I'll pause to describe my topsy-turvy internal dialog when considering adding new dependencies to an application. I am professionally lazy. I avoid adding dependencies "just because" or when they appear to do something I need only partially. Long-term, dependencies incur costs I tire of paying: upgrades, maintenance, and bugs from both of these combined. Yet, being lazy, I do not want to reinvent the web-application wheel. Especially when ad hoc "feature requirements" pile up like the dishes in my kitchen sink. Dragging columns, bulk selection, loading 500+ rows "fast", editing within rows, etc. In these cases I want to share a solution and build upon efforts by talented, hard-working people solving the same problems. So, on with actually discussing 2 table addons.
ember light table
I first worked with ember-light-table a couple years ago whilst Ember strolled the 2.x lands. The basic documentation shined and it promoted best practices in component design and data flow. I and team built a complex, data laden feature using ember-light-table.
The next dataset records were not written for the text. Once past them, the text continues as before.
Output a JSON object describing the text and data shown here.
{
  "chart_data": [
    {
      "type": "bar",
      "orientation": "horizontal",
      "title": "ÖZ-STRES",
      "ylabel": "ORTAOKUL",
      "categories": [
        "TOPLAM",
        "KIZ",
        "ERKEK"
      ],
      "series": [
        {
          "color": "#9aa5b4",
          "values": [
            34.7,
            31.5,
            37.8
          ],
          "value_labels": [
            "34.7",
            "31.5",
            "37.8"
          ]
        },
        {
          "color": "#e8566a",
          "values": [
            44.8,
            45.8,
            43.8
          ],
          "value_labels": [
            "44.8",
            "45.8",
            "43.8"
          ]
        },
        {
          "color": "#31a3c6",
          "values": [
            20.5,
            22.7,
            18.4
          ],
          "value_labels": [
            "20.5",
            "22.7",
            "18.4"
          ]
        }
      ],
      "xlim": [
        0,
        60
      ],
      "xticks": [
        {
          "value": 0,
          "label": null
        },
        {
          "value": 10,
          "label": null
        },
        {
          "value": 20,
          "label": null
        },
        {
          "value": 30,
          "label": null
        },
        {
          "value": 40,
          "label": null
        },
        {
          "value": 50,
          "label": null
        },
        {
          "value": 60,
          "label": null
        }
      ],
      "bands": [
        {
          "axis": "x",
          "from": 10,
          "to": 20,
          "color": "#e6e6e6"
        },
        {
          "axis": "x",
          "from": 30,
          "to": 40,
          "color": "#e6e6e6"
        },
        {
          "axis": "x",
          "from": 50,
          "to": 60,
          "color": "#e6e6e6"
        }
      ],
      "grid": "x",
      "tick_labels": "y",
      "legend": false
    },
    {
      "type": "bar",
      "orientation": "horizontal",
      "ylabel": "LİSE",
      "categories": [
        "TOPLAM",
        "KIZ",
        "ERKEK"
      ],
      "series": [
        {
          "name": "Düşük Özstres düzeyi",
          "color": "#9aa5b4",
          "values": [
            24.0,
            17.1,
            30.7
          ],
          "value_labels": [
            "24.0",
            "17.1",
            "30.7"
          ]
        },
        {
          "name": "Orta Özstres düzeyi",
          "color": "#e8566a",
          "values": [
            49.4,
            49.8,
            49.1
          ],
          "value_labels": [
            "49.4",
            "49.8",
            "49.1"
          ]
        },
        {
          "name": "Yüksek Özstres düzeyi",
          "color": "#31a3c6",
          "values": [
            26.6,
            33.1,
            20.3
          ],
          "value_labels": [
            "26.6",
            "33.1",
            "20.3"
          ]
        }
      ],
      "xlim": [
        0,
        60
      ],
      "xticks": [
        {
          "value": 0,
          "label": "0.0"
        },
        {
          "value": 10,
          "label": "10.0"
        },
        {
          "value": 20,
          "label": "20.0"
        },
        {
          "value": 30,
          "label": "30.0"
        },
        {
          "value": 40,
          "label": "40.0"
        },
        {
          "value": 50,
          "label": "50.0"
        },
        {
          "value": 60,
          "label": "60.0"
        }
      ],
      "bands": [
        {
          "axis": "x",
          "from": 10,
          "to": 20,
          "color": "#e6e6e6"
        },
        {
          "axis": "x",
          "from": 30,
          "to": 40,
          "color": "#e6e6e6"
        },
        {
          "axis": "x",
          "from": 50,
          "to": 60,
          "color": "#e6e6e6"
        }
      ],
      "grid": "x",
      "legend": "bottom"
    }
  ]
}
We had a few struggles. Advanced customizations required us to look beyond the introductory documentation. Experimentation and reading the source became our solutions. We also fought with rendering performance. Tables that do not have the same performance requirements could benefit from using ember-light-table. Our team needed to build a major feature that would load hundreds of rows. We searched for an implementation that performed well and happened upon ember-table.
I only have experience using the 2.x beta releases of ember-table. I found basic documentation vital for easily building a real example in our application. Performant rendering happens by default thanks to the "svelte render" using vertical-collection. We struggled most with customizing row selection behavior and a lack of advanced use case documentation. Given internal deadlines, we wrote our own selection behavior. I felt that was simpler than trying to naively build performance functionality. Looking at the project as a whole, I see increased development and responsiveness from the maintainers and those leading development. I feel strongly about this since a polished 2.0 release approaches.
I've picked 2 projects that I and team have worked with in our application. These are not the only ones; explore emberobserver's dedicated category for the current list. If this article has felt light on technical details, I agree. I see value to sharing actual experience while building digital things in Ember using community projects. Addons make working professionally in Ember delightful. They, along with the core framework, make me look smart when delivering features in or under time. I feel an elated laziness when I install and things just work. So, to summarize, thanks to each person behind creating and maintaining these addons. To a future, growing!